Yaygın kullanım olarak değerlendirme yaparsak ilk sırada televizyonu değerlendirmemiz gerekir. Televizyon bize ne katıyor, bizden ne götürüyor? Objektif bir değerlendirme yapmaya çalışırsak öncelikle sağladığı yararlardan bahsetmemiz gerekir. Müthiş bir iletişim aracı, dünyanın herhangi bir noktasında olan olayı medya ağı sayesinde televizyonumuzda canlı olarak izleyebiliyoruz. Yani haber ulaştırma anlamında en hızlı vasıta. Ayrıca bir eğlence cihazı olarak da değerlendirebiliriz. Diziler, filmler, canlı şov yayınları, yarışmalar ve birçok program. Sadece televizyon izleyerek bile günlük eğlence ihtiyacınızı karşılayabilirsiniz. Belgeseller ve haber programları da genel kültür olarak insanları destekleyici yönde kullanılabiliyor. Tabi etrafta belgesel yayını bulabilirseniz veya yansız bir haber kanalına denk gelirseniz! Tek yönlü iletişim nedeniyle yol açtığı dezavantaj günümüzde İnterneti bir avantaja dönüştürmeye başladı. Ancak bilmeliyiz ki, televizyon ve bilgisayardan oluşan bu ekip tıpkı bir nükleer silah gibi ülkeleri yok etmek için kullanılıyor.
Gerçekleri görmemizi engelleyen bir sis perdesi kullanarak bizim dikkatimizi sıradan, basit olaylara çekiyorlar. Ülkenin durumundan, doğal kaynaklarımızın nasıl etkili bir şekilde kullanabileceğimizden, toplum için neler yapabileceğimizden ziyade, satın almayı düşündüğümüz telefon modelini daha fazla düşünüyoruz. Bunun için planlar yapıyoruz. Ailemizle eve geldiğimizde sohbet etmek, akraba ziyaretlerinde bulunmak yerine evdeyken televizyon izliyor veya bilgisayarı kurcalıyoruz ya da dışarı çıkıp sinemaya gidiyoruz. Artık her evde iki ya da üç televizyon kullanılıyor. Neredeyse kişi başına birden fazla ortalama düşen haneler mevcut. Düşünün ki, herkes bir odada televizyon seyrediyor. Bir araya gelmek ve sohbet etme ihtiyacı yok oluyor. Büyük alışveriş mekanlarında, kafelerde karşılıklı oturan ama konuşmak yerine kendi önlerindeki dizüstü bilgisayara bakan insanlar görebilirsiniz. Hatta bu insanlardan biri belki de biz olabiliriz. Televizyon reklamları bile bizi gerçek dünyanın ötesinde bir yere götürüyor. Dünyanın herhangi bir ülkesinde insanlar ölürken, Türkiye’de 3G kullanılıyor bir önemi var mı? Çocukların yiyecek bulamadığı bir dünyada, biz sınırsız konuşma paketlerinin reklamlarını izleyip birbirimize anlatıyoruz. Bu ne kadar adil?

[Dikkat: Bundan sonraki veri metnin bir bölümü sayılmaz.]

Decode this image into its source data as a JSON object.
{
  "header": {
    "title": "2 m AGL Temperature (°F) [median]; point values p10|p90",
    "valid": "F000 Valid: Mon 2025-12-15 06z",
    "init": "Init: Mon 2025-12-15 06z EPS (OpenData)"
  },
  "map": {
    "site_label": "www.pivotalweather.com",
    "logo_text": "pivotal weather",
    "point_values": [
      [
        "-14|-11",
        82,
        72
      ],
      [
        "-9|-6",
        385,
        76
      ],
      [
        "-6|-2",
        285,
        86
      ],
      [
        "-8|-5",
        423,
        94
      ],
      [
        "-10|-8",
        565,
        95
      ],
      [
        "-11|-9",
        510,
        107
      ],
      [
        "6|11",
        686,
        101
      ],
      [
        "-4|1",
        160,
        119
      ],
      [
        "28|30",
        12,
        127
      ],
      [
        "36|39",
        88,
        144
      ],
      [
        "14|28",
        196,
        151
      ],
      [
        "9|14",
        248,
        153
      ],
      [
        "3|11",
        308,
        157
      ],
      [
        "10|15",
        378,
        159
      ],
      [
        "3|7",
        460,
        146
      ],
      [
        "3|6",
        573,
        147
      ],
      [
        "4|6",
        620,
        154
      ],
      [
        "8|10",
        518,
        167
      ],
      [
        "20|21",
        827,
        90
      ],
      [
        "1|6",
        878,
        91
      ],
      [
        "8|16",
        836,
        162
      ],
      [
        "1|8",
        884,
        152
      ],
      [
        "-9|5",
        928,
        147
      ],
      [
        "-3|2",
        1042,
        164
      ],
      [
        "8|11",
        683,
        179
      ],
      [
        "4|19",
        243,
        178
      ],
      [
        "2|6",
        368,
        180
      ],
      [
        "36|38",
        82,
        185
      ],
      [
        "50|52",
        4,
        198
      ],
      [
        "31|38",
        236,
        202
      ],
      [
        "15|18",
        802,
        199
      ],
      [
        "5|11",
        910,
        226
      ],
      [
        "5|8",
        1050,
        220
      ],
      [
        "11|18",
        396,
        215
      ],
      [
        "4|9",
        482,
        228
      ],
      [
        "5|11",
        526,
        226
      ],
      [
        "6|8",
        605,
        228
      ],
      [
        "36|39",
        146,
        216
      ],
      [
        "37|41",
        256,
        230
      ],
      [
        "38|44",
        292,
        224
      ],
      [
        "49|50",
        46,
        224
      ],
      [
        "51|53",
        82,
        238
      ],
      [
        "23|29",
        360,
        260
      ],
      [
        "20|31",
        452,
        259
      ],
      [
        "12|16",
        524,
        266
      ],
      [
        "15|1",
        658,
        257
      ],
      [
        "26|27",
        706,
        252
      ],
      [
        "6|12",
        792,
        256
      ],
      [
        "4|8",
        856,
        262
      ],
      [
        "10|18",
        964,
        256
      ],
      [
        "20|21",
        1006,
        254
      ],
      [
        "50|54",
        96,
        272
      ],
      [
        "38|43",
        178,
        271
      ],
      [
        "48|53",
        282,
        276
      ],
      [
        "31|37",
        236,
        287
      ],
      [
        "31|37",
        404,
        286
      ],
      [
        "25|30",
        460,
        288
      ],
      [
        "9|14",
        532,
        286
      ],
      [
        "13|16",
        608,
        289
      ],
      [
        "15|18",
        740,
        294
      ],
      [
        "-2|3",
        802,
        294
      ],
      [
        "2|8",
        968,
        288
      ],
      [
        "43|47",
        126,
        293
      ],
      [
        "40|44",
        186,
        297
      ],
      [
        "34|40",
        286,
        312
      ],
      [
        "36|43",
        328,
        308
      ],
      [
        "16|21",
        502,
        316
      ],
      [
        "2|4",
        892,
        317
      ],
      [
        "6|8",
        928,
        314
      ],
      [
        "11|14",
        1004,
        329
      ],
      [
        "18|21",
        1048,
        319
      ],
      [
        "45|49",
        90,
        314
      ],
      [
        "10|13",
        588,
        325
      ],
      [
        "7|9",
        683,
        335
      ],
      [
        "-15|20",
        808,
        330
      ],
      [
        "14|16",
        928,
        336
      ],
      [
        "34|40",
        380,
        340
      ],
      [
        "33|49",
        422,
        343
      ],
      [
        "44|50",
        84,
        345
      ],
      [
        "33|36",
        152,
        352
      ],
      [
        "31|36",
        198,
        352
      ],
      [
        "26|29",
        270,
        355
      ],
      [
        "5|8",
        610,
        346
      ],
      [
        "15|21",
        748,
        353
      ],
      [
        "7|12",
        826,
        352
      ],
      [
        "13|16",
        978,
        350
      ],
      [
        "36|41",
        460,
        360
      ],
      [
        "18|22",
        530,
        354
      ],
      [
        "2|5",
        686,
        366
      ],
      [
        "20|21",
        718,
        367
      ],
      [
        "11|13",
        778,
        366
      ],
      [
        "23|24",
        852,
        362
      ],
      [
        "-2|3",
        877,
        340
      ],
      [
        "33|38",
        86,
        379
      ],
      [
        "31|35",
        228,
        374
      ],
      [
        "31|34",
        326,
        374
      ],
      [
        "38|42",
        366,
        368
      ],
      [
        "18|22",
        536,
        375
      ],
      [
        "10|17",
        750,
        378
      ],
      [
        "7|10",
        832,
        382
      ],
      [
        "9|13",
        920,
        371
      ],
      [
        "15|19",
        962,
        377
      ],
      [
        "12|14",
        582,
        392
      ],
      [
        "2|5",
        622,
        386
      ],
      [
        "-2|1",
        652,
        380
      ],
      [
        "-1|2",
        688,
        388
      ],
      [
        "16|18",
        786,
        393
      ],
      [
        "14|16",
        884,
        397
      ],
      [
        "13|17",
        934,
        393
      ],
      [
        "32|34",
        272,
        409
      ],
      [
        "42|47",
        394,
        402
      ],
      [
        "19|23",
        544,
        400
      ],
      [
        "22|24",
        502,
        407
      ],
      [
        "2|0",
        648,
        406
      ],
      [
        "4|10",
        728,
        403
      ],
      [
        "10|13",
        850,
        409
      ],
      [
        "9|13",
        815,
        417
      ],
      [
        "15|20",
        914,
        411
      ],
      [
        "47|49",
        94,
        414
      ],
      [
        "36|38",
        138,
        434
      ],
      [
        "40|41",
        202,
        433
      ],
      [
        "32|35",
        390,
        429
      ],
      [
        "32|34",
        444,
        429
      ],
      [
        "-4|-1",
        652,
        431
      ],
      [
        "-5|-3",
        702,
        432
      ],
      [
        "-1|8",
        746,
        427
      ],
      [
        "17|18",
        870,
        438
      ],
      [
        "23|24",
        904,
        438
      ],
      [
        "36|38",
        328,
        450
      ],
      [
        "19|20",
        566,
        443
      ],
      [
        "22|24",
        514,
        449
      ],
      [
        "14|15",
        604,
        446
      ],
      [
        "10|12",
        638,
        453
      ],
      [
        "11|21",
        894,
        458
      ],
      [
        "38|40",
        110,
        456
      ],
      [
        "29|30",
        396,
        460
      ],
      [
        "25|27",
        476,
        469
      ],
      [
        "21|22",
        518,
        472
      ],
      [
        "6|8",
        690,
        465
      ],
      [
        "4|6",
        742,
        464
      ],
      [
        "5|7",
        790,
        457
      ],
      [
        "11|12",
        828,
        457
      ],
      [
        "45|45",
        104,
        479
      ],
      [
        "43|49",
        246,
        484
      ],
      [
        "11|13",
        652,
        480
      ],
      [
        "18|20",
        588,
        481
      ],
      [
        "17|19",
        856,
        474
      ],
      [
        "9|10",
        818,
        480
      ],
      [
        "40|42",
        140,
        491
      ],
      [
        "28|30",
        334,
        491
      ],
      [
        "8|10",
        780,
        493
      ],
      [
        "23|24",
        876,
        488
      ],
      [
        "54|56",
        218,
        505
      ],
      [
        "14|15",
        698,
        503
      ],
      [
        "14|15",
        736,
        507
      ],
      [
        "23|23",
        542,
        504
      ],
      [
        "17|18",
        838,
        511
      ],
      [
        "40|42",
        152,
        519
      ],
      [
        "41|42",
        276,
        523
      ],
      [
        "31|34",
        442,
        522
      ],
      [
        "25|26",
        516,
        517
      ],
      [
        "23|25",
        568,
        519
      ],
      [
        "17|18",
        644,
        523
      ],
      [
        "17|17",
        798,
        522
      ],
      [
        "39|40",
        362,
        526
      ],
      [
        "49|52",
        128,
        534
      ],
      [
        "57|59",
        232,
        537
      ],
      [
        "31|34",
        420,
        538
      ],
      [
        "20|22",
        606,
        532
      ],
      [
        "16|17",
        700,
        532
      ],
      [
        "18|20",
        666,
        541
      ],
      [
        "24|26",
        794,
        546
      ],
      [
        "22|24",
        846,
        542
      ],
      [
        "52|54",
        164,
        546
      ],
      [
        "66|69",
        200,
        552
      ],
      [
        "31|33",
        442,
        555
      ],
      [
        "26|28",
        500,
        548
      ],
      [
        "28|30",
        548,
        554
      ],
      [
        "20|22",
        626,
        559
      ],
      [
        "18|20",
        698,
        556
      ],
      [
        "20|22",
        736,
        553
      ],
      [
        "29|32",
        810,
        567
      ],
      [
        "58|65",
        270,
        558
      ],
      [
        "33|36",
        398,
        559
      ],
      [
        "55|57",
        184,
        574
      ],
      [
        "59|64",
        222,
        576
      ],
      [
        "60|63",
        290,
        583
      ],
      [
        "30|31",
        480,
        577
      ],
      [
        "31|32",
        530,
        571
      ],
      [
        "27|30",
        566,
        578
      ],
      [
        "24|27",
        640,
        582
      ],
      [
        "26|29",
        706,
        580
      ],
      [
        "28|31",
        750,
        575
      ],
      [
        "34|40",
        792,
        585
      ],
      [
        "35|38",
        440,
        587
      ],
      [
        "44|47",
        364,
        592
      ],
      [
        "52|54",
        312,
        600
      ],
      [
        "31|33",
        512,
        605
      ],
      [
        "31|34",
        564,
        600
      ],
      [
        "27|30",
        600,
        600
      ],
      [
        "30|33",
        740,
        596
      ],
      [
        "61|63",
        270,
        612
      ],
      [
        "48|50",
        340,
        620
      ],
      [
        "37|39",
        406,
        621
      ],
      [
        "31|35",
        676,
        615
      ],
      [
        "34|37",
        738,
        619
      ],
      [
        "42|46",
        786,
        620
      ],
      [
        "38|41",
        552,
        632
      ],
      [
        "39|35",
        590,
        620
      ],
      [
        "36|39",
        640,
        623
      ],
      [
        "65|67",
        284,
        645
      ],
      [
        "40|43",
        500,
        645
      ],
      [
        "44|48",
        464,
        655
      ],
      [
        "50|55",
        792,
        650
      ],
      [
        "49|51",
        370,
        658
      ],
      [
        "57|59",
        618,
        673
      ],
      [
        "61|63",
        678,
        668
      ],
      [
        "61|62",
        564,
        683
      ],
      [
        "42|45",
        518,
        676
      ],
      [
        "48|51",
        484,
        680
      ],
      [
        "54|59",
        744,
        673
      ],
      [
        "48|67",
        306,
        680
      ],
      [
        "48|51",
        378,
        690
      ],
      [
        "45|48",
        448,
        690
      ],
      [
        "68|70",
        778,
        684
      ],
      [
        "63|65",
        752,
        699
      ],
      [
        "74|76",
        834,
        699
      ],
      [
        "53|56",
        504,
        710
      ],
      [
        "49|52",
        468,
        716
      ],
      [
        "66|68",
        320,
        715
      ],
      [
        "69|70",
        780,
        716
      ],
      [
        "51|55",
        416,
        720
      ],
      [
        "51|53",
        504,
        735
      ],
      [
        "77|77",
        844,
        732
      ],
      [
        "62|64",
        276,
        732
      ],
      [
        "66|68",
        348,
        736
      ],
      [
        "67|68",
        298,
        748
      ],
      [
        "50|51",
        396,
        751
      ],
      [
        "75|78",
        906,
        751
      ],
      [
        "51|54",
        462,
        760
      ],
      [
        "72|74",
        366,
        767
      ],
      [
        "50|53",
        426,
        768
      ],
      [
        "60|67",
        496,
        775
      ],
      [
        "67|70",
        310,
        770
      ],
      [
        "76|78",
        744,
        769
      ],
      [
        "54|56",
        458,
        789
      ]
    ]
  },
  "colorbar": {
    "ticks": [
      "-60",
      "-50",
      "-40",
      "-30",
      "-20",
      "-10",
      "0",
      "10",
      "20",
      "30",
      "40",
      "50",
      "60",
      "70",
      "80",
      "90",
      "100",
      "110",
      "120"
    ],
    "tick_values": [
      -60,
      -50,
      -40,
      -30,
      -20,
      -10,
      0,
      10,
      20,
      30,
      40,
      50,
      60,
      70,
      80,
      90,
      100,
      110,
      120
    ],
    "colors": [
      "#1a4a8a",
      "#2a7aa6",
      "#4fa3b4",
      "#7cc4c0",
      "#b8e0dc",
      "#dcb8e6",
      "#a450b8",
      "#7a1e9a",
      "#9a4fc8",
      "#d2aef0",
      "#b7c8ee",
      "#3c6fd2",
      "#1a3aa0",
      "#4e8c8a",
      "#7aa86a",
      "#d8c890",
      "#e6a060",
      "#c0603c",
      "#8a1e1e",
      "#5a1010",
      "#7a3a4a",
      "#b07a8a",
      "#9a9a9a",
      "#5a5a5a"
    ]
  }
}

Sis perdesi için en uygun araçlardan birisi de sportif branşlarda yapılan mücadelelerdir. Spor yapmak her insanın sağlıklı bir yaşam için yapması gereken bir şey. Ancak bu işi profesyonel olarak yapıp para kazancı elde etme isteği olduğunda iş biraz değişiyor. Özellikle de futbol branşı tüm dünyada en çok izlenen ve rağbet gören branşların başında yer alıyor. Dengesiz gelir dağılımına sebep olan nedenlerinden başında da futbolun geldiğini görebiliriz. Örneğin birinci ligde oynayan dört büyüklerin sadece ilk onbirinde oynayan futbolcuların aldıkları yıllık ücretlerin toplamı 10 milyon Euro’yu geçebiliyor. Bunlara bonservis bedelleri ve diğer harcamalar dahil değil. Örneğin yurt dışından gelen oyunculara özel evler tahsis ediliyor, arabalar veriliyor. 10 milyon Euro, 11 kişiye verilen yıllık maaşın toplamı. 10 milyon Euro güncel değeri ile bakıldığında 22 milyon 200 bin Türk lirası yapıyor. Bu rakam 3.300 kişinin asgari ücretle çalıştığında aldığı yıllık ücretin toplamı kadar. Yani 11 kişinin bir yılda aldığı para 3.300 işçi emekçisinin aldığı ücretle aynı. 11 kişi bu parayla 4 kişilik çekirdek aileyi doyurmakta ve evin geçim masrafını, etrafında 44 kişilik bir güç çemberi oluşturmaktadır. Ancak 3.300 kişi aldığı asgari ücret ile 13.200 kişi üzerinde etkili olmaktadır. Çok rahat ve lüks içinde yaşayan 44 kişi, belki de farkında olmadan 13.200 kişinin potansiyel geçim parasını kullanıyor, işte arada böyle bir aşırı fark bulunmaktadır. Süper lig’de oynayan 18 takım olduğunu biliyoruz, ayrıca futbol ve diğer branşlarda onlarca lig ve kademe var. Demek ki tabloya daha geniş bir açıdan baktığımızda gelir dağılımı ve kazançlardaki müthiş adaletsizliği de görmüş oluyoruz.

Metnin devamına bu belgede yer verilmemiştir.